Employers and workers alike are expected to face a healthcare ‘affordability crunch” in 2026, Mercer warned in a November report. Costs are projected to climb 6.7% next year, making the average cost per worker for employer-sponsored health insurance $18,500, Mercer said.
Part of those increases is tied to a “sharp growth” in prescription drug spending, namely pricey GLP-1 weight-loss medications, Mercer said.
At the same time, employers are trying to make sure the benefits they do offer resonate with workers. Some, for example, are rethinking their approaches to fertility care and parental benefits.
Read on for some predictions experts shared with HR Dive about what to expect in the benefits world next year.
1. Employers will take a proactive role in reshaping wellness benefits.

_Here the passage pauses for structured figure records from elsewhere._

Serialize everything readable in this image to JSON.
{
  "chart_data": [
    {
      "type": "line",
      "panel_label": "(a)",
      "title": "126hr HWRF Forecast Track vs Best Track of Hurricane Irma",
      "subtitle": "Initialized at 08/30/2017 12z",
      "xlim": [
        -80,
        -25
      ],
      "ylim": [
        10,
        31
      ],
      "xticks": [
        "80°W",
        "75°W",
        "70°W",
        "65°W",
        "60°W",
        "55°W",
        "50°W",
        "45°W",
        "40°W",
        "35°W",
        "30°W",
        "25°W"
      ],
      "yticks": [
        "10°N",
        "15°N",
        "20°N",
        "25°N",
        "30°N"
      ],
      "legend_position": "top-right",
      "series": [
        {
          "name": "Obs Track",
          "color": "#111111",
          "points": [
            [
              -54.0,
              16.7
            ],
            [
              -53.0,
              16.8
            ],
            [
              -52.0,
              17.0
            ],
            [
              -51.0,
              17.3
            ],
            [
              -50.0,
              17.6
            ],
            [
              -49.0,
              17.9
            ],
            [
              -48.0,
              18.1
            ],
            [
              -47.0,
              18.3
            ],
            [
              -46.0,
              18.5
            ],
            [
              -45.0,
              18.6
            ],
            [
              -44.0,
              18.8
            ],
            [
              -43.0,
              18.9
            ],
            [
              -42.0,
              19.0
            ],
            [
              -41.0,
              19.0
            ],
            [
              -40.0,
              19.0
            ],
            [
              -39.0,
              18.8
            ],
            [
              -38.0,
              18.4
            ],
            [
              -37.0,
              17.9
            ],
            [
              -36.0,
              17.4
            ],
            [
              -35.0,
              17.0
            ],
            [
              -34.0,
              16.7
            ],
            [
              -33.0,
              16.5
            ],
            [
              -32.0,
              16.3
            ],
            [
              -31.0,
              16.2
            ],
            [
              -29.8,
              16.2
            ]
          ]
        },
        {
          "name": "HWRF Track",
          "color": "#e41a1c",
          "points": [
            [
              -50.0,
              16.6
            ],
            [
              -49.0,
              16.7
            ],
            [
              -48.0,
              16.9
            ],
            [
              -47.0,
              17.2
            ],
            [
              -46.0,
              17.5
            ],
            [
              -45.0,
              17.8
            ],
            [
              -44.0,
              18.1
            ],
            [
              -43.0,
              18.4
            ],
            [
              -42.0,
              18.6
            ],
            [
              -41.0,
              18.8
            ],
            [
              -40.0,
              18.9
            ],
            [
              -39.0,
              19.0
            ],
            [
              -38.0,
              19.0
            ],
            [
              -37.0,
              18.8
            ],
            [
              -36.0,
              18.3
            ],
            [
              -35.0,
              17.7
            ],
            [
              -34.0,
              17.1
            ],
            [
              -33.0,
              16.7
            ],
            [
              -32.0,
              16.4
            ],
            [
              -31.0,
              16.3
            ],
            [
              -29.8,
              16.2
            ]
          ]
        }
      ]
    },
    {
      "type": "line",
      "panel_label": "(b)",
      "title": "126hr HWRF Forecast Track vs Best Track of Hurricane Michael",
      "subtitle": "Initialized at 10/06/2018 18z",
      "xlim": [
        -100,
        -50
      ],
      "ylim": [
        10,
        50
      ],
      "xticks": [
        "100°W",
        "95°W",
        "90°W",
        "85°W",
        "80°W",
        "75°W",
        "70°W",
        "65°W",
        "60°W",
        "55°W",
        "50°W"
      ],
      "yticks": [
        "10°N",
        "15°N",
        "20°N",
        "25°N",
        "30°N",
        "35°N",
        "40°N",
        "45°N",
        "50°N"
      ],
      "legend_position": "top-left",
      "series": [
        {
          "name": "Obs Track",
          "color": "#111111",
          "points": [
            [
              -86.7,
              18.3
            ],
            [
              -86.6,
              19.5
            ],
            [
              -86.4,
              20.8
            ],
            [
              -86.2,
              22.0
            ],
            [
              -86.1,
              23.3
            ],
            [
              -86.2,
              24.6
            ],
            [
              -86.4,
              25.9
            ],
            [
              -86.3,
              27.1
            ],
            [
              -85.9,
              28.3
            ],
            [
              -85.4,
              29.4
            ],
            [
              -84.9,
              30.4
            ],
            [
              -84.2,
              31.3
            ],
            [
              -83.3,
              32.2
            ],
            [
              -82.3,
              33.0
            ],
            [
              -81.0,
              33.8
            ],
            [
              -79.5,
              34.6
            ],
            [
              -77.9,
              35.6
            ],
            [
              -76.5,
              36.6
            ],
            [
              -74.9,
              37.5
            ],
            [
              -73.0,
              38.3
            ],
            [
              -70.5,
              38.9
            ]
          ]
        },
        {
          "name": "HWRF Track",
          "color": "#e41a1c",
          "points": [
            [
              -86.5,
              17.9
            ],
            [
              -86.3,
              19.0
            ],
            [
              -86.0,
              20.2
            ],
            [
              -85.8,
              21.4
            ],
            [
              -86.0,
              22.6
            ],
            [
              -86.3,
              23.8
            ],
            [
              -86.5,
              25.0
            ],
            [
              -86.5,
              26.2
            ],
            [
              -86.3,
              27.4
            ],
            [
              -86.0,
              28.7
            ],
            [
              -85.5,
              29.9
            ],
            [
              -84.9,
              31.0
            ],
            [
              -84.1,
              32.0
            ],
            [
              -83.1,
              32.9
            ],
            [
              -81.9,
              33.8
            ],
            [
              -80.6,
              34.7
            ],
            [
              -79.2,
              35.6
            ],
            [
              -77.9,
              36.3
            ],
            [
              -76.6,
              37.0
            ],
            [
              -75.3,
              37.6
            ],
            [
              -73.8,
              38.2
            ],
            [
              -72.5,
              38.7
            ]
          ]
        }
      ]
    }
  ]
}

“As healthcare costs continue to rise, employers and HR leaders are seeking creative, cost-effective solutions that positively impact employees. As a result, I expect to see more coalitions of employers exploring innovative, outcomes-based arrangements with health plans, PBMs, and provider partners to improve affordability, access, and clinical results,” said Jason Macaleer, chief strategy officer for Vida Health, a virtual healthcare company.
2. There will be a spotlight on fertility and parental benefits.

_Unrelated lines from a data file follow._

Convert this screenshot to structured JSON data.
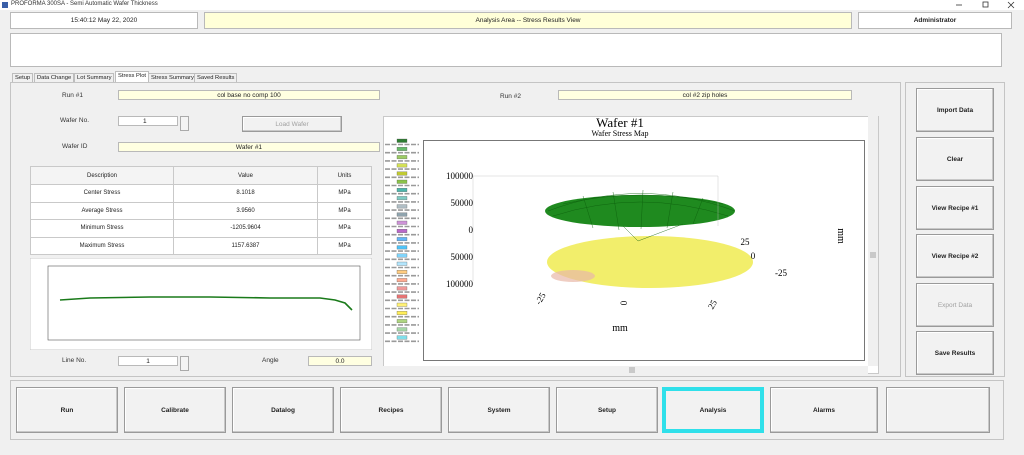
{
  "window": {
    "title": "PROFORMA 300SA - Semi Automatic Wafer Thickness"
  },
  "header": {
    "datetime": "15:40:12  May 22, 2020",
    "area": "Analysis Area  --  Stress Results View",
    "user": "Administrator"
  },
  "tabs": [
    {
      "label": "Setup",
      "active": false
    },
    {
      "label": "Data Change",
      "active": false
    },
    {
      "label": "Lot Summary",
      "active": false
    },
    {
      "label": "Stress Plot",
      "active": true
    },
    {
      "label": "Stress Summary",
      "active": false
    },
    {
      "label": "Saved Results",
      "active": false
    }
  ],
  "form": {
    "run1_label": "Run #1",
    "run1": "col base no comp 100",
    "run2_label": "Run #2",
    "run2": "col #2 zip holes",
    "wafer_no_label": "Wafer No.",
    "wafer_no": "1",
    "load_button": "Load Wafer",
    "wafer_id_label": "Wafer ID",
    "wafer_id": "Wafer #1",
    "line_no_label": "Line No.",
    "line_no": "1",
    "angle_label": "Angle",
    "angle": "0.0"
  },
  "table": {
    "headers": [
      "Description",
      "Value",
      "Units"
    ],
    "rows": [
      [
        "Center Stress",
        "8.1018",
        "MPa"
      ],
      [
        "Average Stress",
        "3.9560",
        "MPa"
      ],
      [
        "Minimum Stress",
        "-1205.9604",
        "MPa"
      ],
      [
        "Maximum Stress",
        "1157.6387",
        "MPa"
      ]
    ]
  },
  "stress_map": {
    "title": "Wafer #1",
    "subtitle": "Wafer Stress Map",
    "z_ticks": [
      "100000",
      "50000",
      "0",
      "50000",
      "100000"
    ],
    "y_ticks": [
      "25",
      "0",
      "-25"
    ],
    "x_ticks": [
      "-25",
      "0",
      "25"
    ],
    "x_label": "mm",
    "y_label": "mm"
  },
  "side_buttons": [
    {
      "label": "Import Data",
      "enabled": true
    },
    {
      "label": "Clear",
      "enabled": true
    },
    {
      "label": "View Recipe #1",
      "enabled": true
    },
    {
      "label": "View Recipe #2",
      "enabled": true
    },
    {
      "label": "Export Data",
      "enabled": false
    },
    {
      "label": "Save Results",
      "enabled": true
    }
  ],
  "nav_buttons": [
    {
      "label": "Run",
      "selected": false
    },
    {
      "label": "Calibrate",
      "selected": false
    },
    {
      "label": "Datalog",
      "selected": false
    },
    {
      "label": "Recipes",
      "selected": false
    },
    {
      "label": "System",
      "selected": false
    },
    {
      "label": "Setup",
      "selected": false
    },
    {
      "label": "Analysis",
      "selected": true
    },
    {
      "label": "Alarms",
      "selected": false
    }
  ]
}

“Fertility benefits and parental benefits will take center stage in 2026, especially with California’s recent mandate that large group insurance plans cover certain fertility diagnoses and treatments. I also think parents will demand more wellness benefits — namely, that they include childcare,” said Caitlin Kamm, director of people growth for Envoy, a workplace management platform. “While it remains an employer’s market, we’ll see more companies try to meet more of the demands of working parents.”
3. ‘She-cession’ to continue unless women receive the flexibility and benefits they need.
“Half a million college-educated women at director and VP levels have already left the workforce in 2025 due to return-to-office mandates implemented without the care and support that made remote work successful for working parents in 2020. Companies have forgotten that investing in people, benefits, and flexibility was what actually drove retention during the pandemic,” said Deborah Hanus, CEO of employee leave management platform Sparrow.
4. Paid family leave will be up to employers.
There will be little change or improvement for paid family leave at the federal level, said Dirk Doebler, CEO of Parento, a paid parental leave insurance provider.
5. Employers will effectively reduce insurance coverage.
Spiking premiums will lead employers to either provide less coverage or pass rising costs onto workers, Doebler said.